The Unforgivable and Other Writings
by Cristina Campo
Cristina Campo said of herself that she “wrote little and would like to have written less.” Most of that “little” is collected in the wondrous pages of this “delicate textbook of perfection,” which holds some of the most precise, yet radiantly strange essays you will ever read. Her texts move from epiphany to vision in prose of almost supernatural clarity. If you treasure the writings of Simone Weil, or the works of Borges, Calasso, Marcel Schwob, Emily Dickinson, and Marcel Proust, you will want to stay with Cristina Campo for the rest of your life. — Herbert Pföstl, Book Consultant for the New Museum Store.
Christina Campo published only two short collections of essays in her lifetime: Fairy Tale and Mystery (1962) and The Flute and the Carpet (1971). The Unforgivable and Other Writings brings together both volumes, along with a selection of essays on literature and an autobiographical short story, offering readers of English the first full-length portrait of a writer who has long been admired in Italy and abroad.

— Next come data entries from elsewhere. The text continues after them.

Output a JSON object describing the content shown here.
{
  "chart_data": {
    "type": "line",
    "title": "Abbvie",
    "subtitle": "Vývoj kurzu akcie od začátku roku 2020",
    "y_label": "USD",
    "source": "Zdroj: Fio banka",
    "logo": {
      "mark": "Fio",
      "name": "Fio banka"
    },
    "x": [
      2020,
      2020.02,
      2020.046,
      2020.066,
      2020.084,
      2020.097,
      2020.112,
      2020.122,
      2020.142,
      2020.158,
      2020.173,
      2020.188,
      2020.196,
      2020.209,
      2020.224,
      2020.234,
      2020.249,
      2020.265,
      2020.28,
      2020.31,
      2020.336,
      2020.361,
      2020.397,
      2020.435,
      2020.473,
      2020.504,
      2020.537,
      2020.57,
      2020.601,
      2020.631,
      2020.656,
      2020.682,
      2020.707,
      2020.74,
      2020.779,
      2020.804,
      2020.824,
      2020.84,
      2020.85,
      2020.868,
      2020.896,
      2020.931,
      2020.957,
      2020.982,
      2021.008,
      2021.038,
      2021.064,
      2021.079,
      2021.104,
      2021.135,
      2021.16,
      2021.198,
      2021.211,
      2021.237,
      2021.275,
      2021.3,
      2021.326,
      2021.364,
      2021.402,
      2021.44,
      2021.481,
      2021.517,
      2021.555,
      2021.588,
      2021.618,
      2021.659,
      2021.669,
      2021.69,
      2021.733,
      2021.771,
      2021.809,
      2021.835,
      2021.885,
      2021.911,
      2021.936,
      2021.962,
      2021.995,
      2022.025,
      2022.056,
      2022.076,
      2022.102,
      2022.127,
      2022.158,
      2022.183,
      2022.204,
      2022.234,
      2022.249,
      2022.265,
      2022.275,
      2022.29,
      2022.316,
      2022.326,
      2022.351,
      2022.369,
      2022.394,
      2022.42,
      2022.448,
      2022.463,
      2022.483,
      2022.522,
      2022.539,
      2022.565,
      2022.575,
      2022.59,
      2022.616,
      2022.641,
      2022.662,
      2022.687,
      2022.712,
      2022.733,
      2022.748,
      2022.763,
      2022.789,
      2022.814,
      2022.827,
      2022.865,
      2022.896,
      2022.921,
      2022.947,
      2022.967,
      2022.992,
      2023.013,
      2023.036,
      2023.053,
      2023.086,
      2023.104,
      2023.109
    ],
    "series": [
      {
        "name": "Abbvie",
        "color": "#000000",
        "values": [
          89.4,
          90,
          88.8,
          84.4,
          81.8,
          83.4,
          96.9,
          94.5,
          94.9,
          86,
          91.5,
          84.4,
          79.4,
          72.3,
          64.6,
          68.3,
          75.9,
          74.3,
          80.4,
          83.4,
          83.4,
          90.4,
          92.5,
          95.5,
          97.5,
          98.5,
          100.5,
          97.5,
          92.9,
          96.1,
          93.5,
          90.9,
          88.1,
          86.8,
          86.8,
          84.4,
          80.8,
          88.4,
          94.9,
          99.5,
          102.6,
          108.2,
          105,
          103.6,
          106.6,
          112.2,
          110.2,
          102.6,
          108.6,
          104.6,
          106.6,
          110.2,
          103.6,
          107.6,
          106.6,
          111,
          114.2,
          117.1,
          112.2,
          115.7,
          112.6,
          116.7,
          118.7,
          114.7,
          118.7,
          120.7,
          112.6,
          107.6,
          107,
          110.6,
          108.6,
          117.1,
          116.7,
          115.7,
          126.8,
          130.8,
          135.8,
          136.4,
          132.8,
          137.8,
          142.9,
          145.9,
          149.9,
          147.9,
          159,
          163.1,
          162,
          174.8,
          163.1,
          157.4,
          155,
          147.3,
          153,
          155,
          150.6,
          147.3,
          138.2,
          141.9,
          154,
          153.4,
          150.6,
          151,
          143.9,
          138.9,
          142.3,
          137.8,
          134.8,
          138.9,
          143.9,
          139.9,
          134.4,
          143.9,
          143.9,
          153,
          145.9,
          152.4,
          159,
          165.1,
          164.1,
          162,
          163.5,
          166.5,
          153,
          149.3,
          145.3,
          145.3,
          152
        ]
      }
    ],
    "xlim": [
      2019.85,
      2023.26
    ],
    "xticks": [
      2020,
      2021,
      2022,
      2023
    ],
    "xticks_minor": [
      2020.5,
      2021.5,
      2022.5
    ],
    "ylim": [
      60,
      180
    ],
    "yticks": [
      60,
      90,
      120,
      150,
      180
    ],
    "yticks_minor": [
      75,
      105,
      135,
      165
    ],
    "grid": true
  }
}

Campo’s subjects range from the canonical to the esoteric. She writes stylishly about Shakespeare and Doctor Zhivago, as well as flying carpets, sprezzatura, and the theophagic origins of the Latin liturgy. Her passion for Marianne Moore and T. S. Eliot makes her a modernist, but like these American counterparts she is a modernist preoccupied by the deep past and by her desire to escape from personality through sustained attention to form. For Campo, writing was a spiritual discipline, and her sentences are at once wonderfully and wildly alive and serenely self-effacing. “I have written little,” she once said, “and would like to have written less.”
2024; paperback; 5 x 8 inches; 288 pages; ISBN: 9781681378022.